Making Resistive Magnets
Table of Contents
Forces to Be Reckoned With
Heat isn't the only devil in the details of resistive magnet design.
End-turn (top) and mid-turn discs.
Inside any magnet coil, there are really two levels of magnetic fields. There's the larger field of the magnet generated by the multiple megawatts of power surging through it, and there are the much smaller fields generated by each of the countless electrons in motion. When these smaller fields interact with the larger field, a force (called the Lorentz force) is exerted, which pushes the plates outward. This isn't a problem in the middle of the coil (more on that in a minute), but it is at the top and bottom.

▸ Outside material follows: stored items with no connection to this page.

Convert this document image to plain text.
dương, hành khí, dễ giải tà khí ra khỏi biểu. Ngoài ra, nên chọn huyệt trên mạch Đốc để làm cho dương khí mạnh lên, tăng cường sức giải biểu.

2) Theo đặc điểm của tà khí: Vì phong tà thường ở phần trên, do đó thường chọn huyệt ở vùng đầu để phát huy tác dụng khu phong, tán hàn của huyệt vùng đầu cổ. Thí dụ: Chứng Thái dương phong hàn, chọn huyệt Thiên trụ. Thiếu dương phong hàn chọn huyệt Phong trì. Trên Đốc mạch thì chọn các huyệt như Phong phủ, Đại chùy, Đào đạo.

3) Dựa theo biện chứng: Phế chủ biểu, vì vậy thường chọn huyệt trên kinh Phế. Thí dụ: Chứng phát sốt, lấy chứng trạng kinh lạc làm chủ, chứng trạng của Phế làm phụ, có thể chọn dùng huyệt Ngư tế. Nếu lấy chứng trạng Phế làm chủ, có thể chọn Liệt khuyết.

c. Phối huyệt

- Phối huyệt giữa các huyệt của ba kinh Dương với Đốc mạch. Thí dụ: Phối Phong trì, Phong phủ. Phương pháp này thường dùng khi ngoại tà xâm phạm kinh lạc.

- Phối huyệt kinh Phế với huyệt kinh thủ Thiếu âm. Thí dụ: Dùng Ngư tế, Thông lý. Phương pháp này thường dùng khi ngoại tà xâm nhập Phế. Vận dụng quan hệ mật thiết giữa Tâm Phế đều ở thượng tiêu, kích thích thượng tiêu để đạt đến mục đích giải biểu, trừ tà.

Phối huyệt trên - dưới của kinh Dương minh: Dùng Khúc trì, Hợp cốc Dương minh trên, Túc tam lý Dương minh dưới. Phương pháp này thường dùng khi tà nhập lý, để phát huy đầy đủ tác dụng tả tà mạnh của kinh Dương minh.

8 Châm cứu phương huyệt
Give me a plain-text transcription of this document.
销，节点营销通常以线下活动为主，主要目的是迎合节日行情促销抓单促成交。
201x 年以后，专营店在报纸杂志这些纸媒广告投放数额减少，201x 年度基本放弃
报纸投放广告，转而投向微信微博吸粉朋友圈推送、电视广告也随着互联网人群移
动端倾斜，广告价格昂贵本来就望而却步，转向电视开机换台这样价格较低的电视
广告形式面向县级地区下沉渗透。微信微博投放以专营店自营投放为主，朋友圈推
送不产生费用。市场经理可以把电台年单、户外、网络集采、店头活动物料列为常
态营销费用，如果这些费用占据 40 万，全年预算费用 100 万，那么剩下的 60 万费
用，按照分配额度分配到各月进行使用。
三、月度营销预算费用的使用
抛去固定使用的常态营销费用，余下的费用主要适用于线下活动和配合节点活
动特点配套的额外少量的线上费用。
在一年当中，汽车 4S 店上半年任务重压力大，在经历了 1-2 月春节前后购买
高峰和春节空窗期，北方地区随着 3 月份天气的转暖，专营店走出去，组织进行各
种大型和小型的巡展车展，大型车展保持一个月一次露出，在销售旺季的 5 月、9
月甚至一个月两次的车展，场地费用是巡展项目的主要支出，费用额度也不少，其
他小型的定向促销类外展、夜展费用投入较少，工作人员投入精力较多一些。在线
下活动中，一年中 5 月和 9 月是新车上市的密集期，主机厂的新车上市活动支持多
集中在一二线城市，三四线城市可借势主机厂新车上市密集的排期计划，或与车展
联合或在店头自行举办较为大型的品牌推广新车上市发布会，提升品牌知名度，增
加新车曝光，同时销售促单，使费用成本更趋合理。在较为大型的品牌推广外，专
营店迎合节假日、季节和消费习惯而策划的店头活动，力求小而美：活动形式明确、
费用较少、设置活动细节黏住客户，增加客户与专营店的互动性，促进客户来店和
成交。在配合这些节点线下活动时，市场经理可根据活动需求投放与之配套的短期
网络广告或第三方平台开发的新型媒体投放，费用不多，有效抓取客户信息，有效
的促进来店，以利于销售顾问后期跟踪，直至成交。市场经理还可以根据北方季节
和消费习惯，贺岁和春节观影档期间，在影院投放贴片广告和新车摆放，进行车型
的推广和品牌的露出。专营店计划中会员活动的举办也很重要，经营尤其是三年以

Because of this, holes in the top and bottom plates must be a bit wider so that they don't plug up the flow of cooling water when they shift out of alignment with the middle plates.

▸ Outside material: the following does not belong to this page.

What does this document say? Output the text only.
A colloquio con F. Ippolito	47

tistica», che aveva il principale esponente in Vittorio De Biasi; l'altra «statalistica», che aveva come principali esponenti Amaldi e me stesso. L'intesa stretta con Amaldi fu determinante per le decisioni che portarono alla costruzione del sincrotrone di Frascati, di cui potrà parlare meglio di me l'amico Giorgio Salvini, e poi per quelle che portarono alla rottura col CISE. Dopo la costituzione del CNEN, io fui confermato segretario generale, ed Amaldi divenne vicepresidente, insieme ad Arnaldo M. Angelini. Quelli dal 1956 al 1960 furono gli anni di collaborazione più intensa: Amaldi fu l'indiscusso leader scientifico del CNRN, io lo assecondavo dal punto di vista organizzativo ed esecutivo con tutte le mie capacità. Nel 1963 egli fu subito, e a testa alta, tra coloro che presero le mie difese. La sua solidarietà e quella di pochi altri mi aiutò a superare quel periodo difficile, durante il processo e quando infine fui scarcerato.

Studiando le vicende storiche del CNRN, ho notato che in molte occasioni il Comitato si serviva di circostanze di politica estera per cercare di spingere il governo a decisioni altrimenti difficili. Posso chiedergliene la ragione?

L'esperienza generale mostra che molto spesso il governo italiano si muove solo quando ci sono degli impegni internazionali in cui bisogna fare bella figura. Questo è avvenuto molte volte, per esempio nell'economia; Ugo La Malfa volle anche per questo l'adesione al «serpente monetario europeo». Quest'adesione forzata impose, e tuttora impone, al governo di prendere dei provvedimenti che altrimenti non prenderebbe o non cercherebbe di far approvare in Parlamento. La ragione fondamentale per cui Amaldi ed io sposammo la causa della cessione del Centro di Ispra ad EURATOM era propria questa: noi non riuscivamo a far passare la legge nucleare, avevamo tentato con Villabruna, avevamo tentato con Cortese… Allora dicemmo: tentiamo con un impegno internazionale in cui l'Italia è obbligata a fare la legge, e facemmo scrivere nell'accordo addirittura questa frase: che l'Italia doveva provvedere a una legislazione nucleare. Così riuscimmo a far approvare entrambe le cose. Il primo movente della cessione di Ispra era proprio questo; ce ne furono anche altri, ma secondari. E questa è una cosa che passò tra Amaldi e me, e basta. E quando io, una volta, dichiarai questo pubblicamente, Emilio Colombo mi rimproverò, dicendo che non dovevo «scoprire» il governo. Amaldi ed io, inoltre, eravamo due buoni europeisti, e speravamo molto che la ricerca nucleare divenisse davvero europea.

The middle plates have a secret weapon to counter the Lorentz force: magnetic clamping. This happens when wires (or in this case, coils) conduct current in parallel. (Our interactive tutorial on parallel wires illustrates this phenomenon). The direction of magnetic fields circling around these wires or coils is such that they attract each other. So discs in the middle of the coil attract each other like opposing magnets. This keeps the discs clamped together, even as the Lorentz force tries to force them outward, as illustrated below. Because magnetic clamping isn't strong at the ends of the coil, the Lorentz force can only be dealt with by making those holes wider.

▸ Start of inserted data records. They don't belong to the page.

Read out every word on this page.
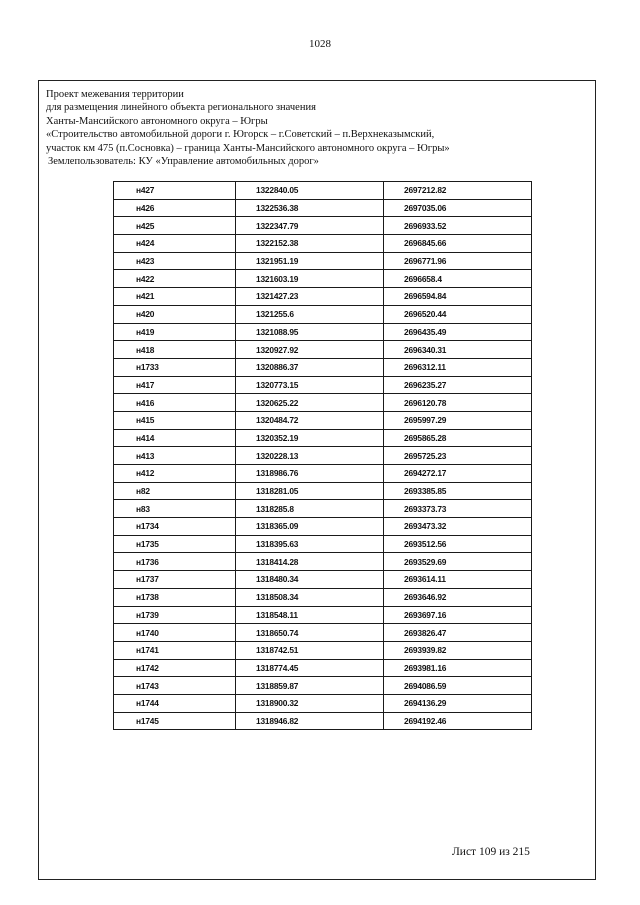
1028
Проект межевания территории
для размещения линейного объекта регионального значения
Ханты-Мансийского автономного округа – Югры
«Строительство автомобильной дороги г. Югорск – г.Советский – п.Верхнеказымский,
участок км 475 (п.Сосновка) – граница Ханты-Мансийского автономного округа – Югры»
Землепользователь: КУ «Управление автомобильных дорог»
н427	1322840.05	2697212.82
н426	1322536.38	2697035.06
н425	1322347.79	2696933.52
н424	1322152.38	2696845.66
н423	1321951.19	2696771.96
н422	1321603.19	2696658.4
н421	1321427.23	2696594.84
н420	1321255.6	2696520.44
н419	1321088.95	2696435.49
н418	1320927.92	2696340.31
н1733	1320886.37	2696312.11
н417	1320773.15	2696235.27
н416	1320625.22	2696120.78
н415	1320484.72	2695997.29
н414	1320352.19	2695865.28
н413	1320228.13	2695725.23
н412	1318986.76	2694272.17
н82	1318281.05	2693385.85
н83	1318285.8	2693373.73
н1734	1318365.09	2693473.32
н1735	1318395.63	2693512.56
н1736	1318414.28	2693529.69
н1737	1318480.34	2693614.11
н1738	1318508.34	2693646.92
н1739	1318548.11	2693697.16
н1740	1318650.74	2693826.47
н1741	1318742.51	2693939.82
н1742	1318774.45	2693981.16
н1743	1318859.87	2694086.59
н1744	1318900.32	2694136.29
н1745	1318946.82	2694192.46
Лист 109 из 215
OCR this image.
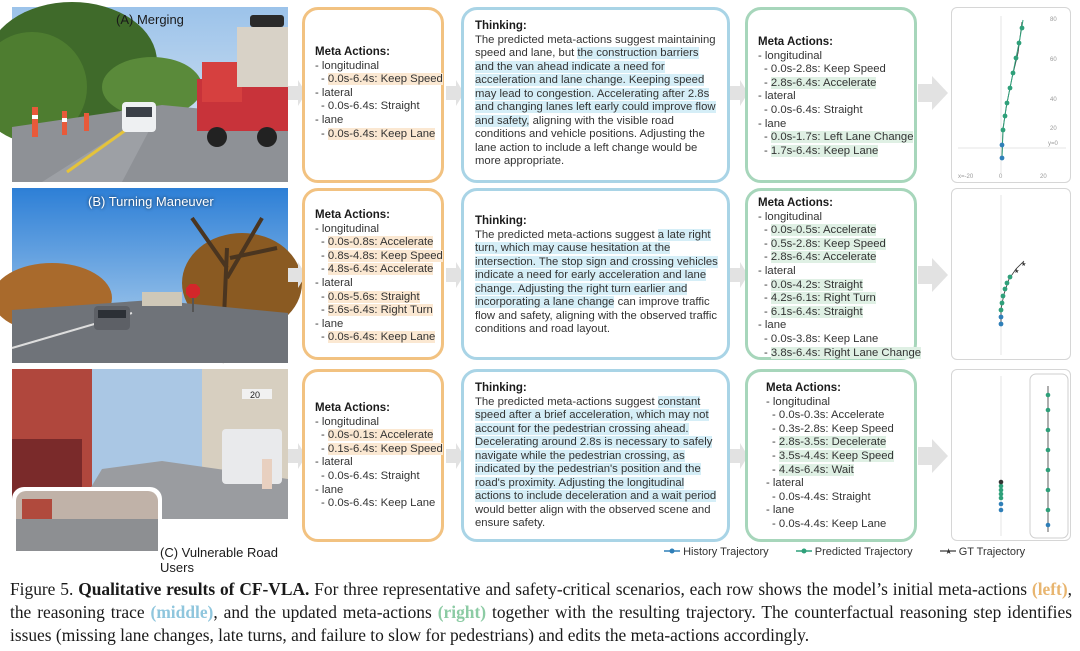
(A) Merging
Meta Actions:
- longitudinal
- 0.0s-6.4s: Keep Speed
- lateral
- 0.0s-6.4s: Straight
- lane
- 0.0s-6.4s: Keep Lane
Thinking:
The predicted meta-actions suggest maintaining speed and lane, but the construction barriers and the van ahead indicate a need for acceleration and lane change. Keeping speed may lead to congestion. Accelerating after 2.8s and changing lanes left early could improve flow and safety, aligning with the visible road conditions and vehicle positions. Adjusting the lane action to include a left change would be more appropriate.
Meta Actions:
- longitudinal
- 0.0s-2.8s: Keep Speed
- 2.8s-6.4s: Accelerate
- lateral
- 0.0s-6.4s: Straight
- lane
- 0.0s-1.7s: Left Lane Change
- 1.7s-6.4s: Keep Lane
80
60
40
20
y=0
x=-20	0	20
(B) Turning Maneuver
Meta Actions:
- longitudinal
- 0.0s-0.8s: Accelerate
- 0.8s-4.8s: Keep Speed
- 4.8s-6.4s: Accelerate
- lateral
- 0.0s-5.6s: Straight
- 5.6s-6.4s: Right Turn
- lane
- 0.0s-6.4s: Keep Lane
Thinking:
The predicted meta-actions suggest a late right turn, which may cause hesitation at the intersection. The stop sign and crossing vehicles indicate a need for early acceleration and lane change. Adjusting the right turn earlier and incorporating a lane change can improve traffic flow and safety, aligning with the observed traffic conditions and road layout.
Meta Actions:
- longitudinal
- 0.0s-0.5s: Accelerate
- 0.5s-2.8s: Keep Speed
- 2.8s-6.4s: Accelerate
- lateral
- 0.0s-4.2s: Straight
- 4.2s-6.1s: Right Turn
- 6.1s-6.4s: Straight
- lane
- 0.0s-3.8s: Keep Lane
- 3.8s-6.4s: Right Lane Change
★
★
20
(C) Vulnerable Road Users
Meta Actions:
- longitudinal
- 0.0s-0.1s: Accelerate
- 0.1s-6.4s: Keep Speed
- lateral
- 0.0s-6.4s: Straight
- lane
- 0.0s-6.4s: Keep Lane
Thinking:
The predicted meta-actions suggest constant speed after a brief acceleration, which may not account for the pedestrian crossing ahead. Decelerating around 2.8s is necessary to safely navigate while the pedestrian crossing, as indicated by the pedestrian's position and the road's proximity. Adjusting the longitudinal actions to include deceleration and a wait period would better align with the observed scene and ensure safety.
Meta Actions:
- longitudinal
- 0.0s-0.3s: Accelerate
- 0.3s-2.8s: Keep Speed
- 2.8s-3.5s: Decelerate
- 3.5s-4.4s: Keep Speed
- 4.4s-6.4s: Wait
- lateral
- 0.0s-4.4s: Straight
- lane
- 0.0s-4.4s: Keep Lane
History Trajectory	Predicted Trajectory	★ GT Trajectory
Figure 5. Qualitative results of CF-VLA. For three representative and safety-critical scenarios, each row shows the model’s initial meta-actions (left), the reasoning trace (middle), and the updated meta-actions (right) together with the resulting trajectory. The counterfactual reasoning step identifies issues (missing lane changes, late turns, and failure to slow for pedestrians) and edits the meta-actions accordingly.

MagLab engineers were the first to figure out how best to design around the interacting forces of magnetic clamping and the Lorentz force, giving them a 10 percent increase in efficiency. This advance occurred in 2000 while engineers were trying to set a new record of 45 tesla with our hybrid magnet (part superconducting magnet, part resistive magnet). The innovation of wider holes at the ends of the coils helped them achieve this goal.